Someone just pulled taco bell tacos out of their purse in class....2 problems with here. 1) this class is nutrition 2) taco bell is not open this early.
Miserable. My projectile vomit just woke me up from a 5.5 hour nap.
All I know is for some reason I was sitting naked in the hallway playing an invisible ukulele singing somewhere over the rainbow. I wonder why security came.
Yes, she did suck your dick in the bathroom to wake you up.

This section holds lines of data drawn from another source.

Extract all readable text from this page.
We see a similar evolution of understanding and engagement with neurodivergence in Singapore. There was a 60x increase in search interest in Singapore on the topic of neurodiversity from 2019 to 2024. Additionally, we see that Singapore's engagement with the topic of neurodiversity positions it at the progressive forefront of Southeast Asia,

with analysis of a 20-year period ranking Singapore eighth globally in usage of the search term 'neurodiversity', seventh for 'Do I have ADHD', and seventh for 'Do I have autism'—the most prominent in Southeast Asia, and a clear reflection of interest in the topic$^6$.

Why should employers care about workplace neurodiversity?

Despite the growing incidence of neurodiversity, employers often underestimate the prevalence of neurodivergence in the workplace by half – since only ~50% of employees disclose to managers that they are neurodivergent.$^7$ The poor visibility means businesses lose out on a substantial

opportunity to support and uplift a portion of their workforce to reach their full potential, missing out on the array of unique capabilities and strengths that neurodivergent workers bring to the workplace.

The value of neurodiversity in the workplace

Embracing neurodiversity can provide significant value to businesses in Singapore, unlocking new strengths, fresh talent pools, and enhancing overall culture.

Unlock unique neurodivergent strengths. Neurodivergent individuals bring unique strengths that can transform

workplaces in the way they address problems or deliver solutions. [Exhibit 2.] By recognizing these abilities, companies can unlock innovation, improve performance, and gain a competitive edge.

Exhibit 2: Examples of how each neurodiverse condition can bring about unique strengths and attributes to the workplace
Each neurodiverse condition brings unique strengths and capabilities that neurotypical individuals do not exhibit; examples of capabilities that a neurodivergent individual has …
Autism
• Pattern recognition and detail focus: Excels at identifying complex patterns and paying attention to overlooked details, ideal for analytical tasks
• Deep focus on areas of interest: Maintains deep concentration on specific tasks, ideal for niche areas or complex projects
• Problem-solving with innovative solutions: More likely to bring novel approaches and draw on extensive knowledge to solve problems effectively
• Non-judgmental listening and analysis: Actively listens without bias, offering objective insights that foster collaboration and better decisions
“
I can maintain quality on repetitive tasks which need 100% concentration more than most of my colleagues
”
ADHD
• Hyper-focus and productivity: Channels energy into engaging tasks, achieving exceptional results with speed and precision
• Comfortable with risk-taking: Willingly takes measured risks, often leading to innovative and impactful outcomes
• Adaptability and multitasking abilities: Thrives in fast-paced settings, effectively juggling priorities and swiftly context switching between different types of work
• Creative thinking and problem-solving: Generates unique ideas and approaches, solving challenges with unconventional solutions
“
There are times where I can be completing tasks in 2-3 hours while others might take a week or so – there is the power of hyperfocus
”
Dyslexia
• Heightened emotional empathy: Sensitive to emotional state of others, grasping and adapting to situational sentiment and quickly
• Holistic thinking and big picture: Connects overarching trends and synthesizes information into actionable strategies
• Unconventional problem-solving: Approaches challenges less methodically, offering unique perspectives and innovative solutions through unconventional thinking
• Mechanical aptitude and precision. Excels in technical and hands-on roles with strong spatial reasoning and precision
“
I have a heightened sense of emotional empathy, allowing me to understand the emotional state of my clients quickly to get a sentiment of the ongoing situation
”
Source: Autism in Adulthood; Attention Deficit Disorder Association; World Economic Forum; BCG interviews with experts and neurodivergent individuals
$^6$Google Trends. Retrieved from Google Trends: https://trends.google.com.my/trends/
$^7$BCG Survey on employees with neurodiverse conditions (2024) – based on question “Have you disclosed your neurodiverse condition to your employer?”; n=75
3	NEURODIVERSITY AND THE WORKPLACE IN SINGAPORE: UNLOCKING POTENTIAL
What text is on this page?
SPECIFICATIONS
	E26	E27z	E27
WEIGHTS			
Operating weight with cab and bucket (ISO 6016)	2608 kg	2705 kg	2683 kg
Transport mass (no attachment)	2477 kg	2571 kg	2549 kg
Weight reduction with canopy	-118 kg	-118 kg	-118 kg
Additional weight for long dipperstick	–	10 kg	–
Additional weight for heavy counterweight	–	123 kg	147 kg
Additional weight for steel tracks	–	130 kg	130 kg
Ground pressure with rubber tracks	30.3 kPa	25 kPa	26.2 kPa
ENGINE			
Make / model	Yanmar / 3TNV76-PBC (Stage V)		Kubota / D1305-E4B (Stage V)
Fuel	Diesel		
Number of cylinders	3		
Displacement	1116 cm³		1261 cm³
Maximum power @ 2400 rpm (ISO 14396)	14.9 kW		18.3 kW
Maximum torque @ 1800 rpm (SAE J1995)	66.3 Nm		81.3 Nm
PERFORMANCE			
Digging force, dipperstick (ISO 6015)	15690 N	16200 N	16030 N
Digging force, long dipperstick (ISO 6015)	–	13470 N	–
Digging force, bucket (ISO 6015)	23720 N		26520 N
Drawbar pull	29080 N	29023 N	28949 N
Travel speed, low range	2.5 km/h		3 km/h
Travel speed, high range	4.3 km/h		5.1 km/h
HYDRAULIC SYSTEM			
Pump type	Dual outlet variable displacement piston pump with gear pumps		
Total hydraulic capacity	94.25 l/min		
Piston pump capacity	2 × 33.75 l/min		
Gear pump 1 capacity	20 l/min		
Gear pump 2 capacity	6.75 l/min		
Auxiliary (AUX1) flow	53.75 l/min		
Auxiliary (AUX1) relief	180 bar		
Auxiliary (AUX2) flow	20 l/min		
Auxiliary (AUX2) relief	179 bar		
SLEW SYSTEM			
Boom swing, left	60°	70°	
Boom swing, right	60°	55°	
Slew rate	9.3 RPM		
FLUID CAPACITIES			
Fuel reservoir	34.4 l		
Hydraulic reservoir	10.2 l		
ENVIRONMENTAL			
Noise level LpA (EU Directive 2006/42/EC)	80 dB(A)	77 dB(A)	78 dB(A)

We are not on the "bring me breakfast" level. He's bringing me penis if I ask for breakfast too I'll just sound greedy
random memory from the wedding, the bartender show us how to open the windows of the hotel and pee out of them
were you high?
When?
Actually just blanket yes to that question
Reunion weekend was a success. Had 3 ex's inside my vag. Hat trick!
He told me that before I went to bed I needed to do my stretches and then processed to demonstrate a squat thrust, while completely naked.
Do I like my job? I just bought 1/2 oz of pot from my supervisor at work. At a discount. And he said, "pay me whenever."
that's the first time I've heard "shenanigans" and "apocalypse" in the same sentence
I was driving around a golf cart with a keg in the back before I got caught by the cops. First slow speed chase ever
I'm just trying to win a butt plug dude
She unfriended me four minutes after we fucked. That must be some sort of record.